Published: Verve Magazine, Nerve, February 2009

Kanishka Raja speaks volumes – through his precise canvases and his methodical working – despite his pretence of being creative through “a lot of productive time-wasting, in and out of the studio.” Sitanshi Talati-Parikh discovers the pithy sense of humour that lurks behind the canvas


Kanishka Raja vociferously sticks by the title of his last exhibition – where he predicts that ‘In The Future, No One Will Have A Past’. Raja’s world appears to be globally interconnected, while there is a pervasive sense of displacement. This is particularly apparent in his upcoming exhibition I Have Seen The Enemy And It Is Eye, which comprises a mix installations, larger pieces and smaller ones that resemble stills from a filmstrip.

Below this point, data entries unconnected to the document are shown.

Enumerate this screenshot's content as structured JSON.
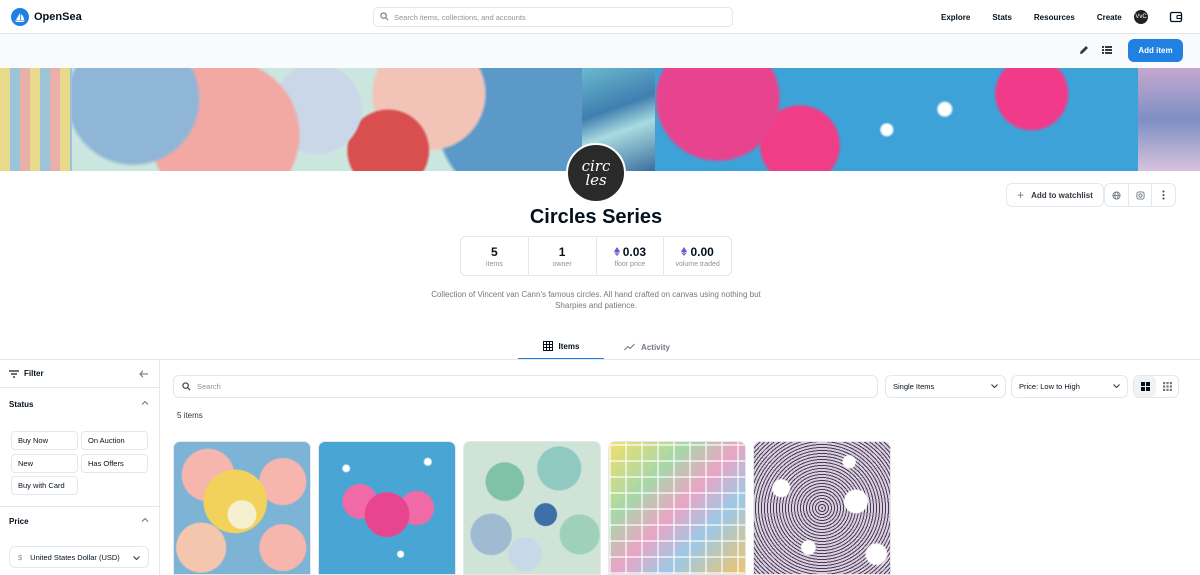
{
  "nav": {
    "brand": "OpenSea",
    "search_placeholder": "Search items, collections, and accounts",
    "links": [
      "Explore",
      "Stats",
      "Resources",
      "Create"
    ],
    "avatar_text": "VvC"
  },
  "toolbar": {
    "add_item_label": "Add item"
  },
  "collection": {
    "avatar_text_line1": "circ",
    "avatar_text_line2": "les",
    "title": "Circles Series",
    "watchlist_label": "Add to watchlist",
    "stats": [
      {
        "value": "5",
        "label": "items",
        "eth": false
      },
      {
        "value": "1",
        "label": "owner",
        "eth": false
      },
      {
        "value": "0.03",
        "label": "floor price",
        "eth": true
      },
      {
        "value": "0.00",
        "label": "volume traded",
        "eth": true
      }
    ],
    "description": "Collection of Vincent van Cann's famous circles. All hand crafted on canvas using nothing but Sharpies and patience."
  },
  "tabs": [
    {
      "label": "Items",
      "active": true
    },
    {
      "label": "Activity",
      "active": false
    }
  ],
  "sidebar": {
    "filter_label": "Filter",
    "status_label": "Status",
    "status_options": [
      "Buy Now",
      "On Auction",
      "New",
      "Has Offers",
      "Buy with Card"
    ],
    "price_label": "Price",
    "currency": "United States Dollar (USD)",
    "currency_symbol": "$"
  },
  "main": {
    "search_placeholder": "Search",
    "item_type": "Single Items",
    "sort": "Price: Low to High",
    "count_text": "5 items"
  },
  "colors": {
    "accent": "#2081e2",
    "text": "#04111d",
    "muted": "#8a939b",
    "border": "#e5e8eb",
    "eth": "#6b5ccf"
  }
}
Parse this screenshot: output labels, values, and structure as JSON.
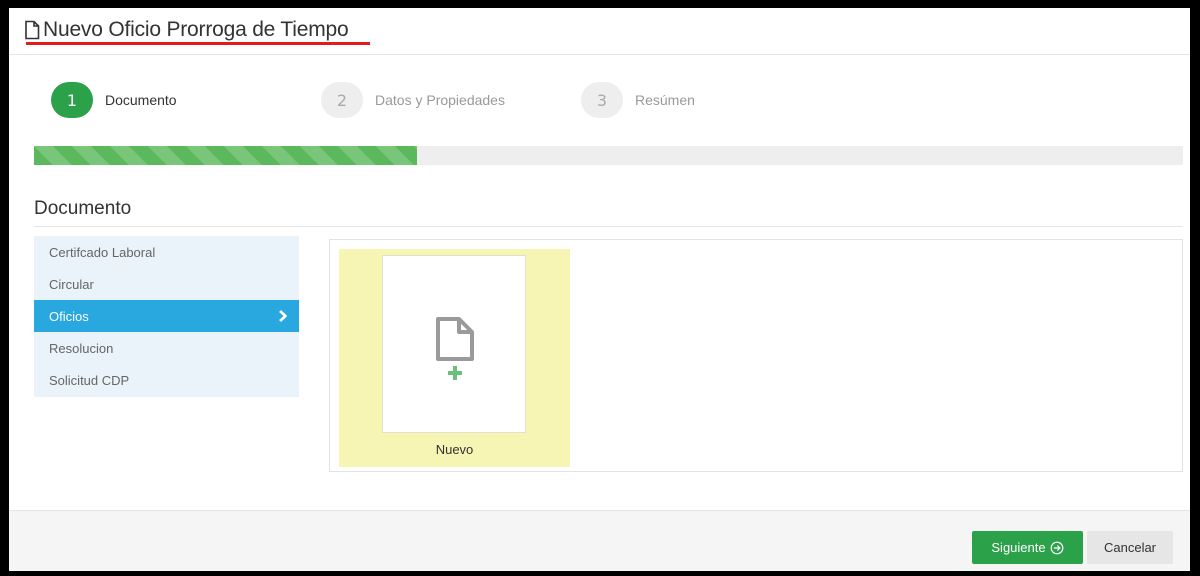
{
  "header": {
    "title": "Nuevo Oficio Prorroga de Tiempo",
    "title_icon": "document-icon"
  },
  "wizard": {
    "progress_percent": 33.3,
    "steps": [
      {
        "number": "1",
        "label": "Documento",
        "state": "active"
      },
      {
        "number": "2",
        "label": "Datos y Propiedades",
        "state": "inactive"
      },
      {
        "number": "3",
        "label": "Resúmen",
        "state": "inactive"
      }
    ]
  },
  "section": {
    "title": "Documento"
  },
  "categories": [
    {
      "label": "Certifcado Laboral"
    },
    {
      "label": "Circular"
    },
    {
      "label": "Oficios",
      "selected": true,
      "icon": "chevron-right-icon"
    },
    {
      "label": "Resolucion"
    },
    {
      "label": "Solicitud CDP"
    }
  ],
  "templates": [
    {
      "label": "Nuevo",
      "icon": "new-document-icon"
    }
  ],
  "footer": {
    "next_label": "Siguiente",
    "next_icon": "arrow-circle-right-icon",
    "cancel_label": "Cancelar"
  },
  "colors": {
    "accent_green": "#2ba14a",
    "selected_blue": "#29a8df",
    "template_highlight": "#f7f5b3",
    "title_underline": "#e21b1b"
  }
}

There is a feeling of motion and grandness that is larger than life – in the specific brushstrokes and choice of colours that encompass the airports, ships and television monitors.

Raja’s work draws from Indian tradition and miniature forms. Says the artist, “The vernacular imagery I grew up around in Kolkata: the posters and calendars, the charts in school, the cinema hoardings, the shop signage, the Amar Chitra Kathas, the Tintins, are indelible parts of my visual data bank. My parents, whose work in textile design over the last 40 years is a true labour of love, have probably been my earliest, most lasting and most inadvertent influence.”

The artist, who blithely claims that Salman Rushdie gave him the permission to be an artist, studied fine art at Hampshire College, Amherst, MA and received his MFA from Southern Methodist University, Dallas, Texas, also attended the Skowhegan School of Painting and Sculpture in Skowhegan, Maine. “I live in New York because I love cities and New York is the most diverse, democratic, secular and permissive city I know – Mumbai is not too shabby either.”

As he gears up for his first solo show in India, Raja, who “operates in the marketplace of ideas” plans to spend long periods of time puttering around his studio reading, thinking, doodling, with a fair bit of travel thrown in for good measure, after the show. You ask him why he chose to be an artist, and he has a glib reply ready, “The minute I realised that girls were really into artists!”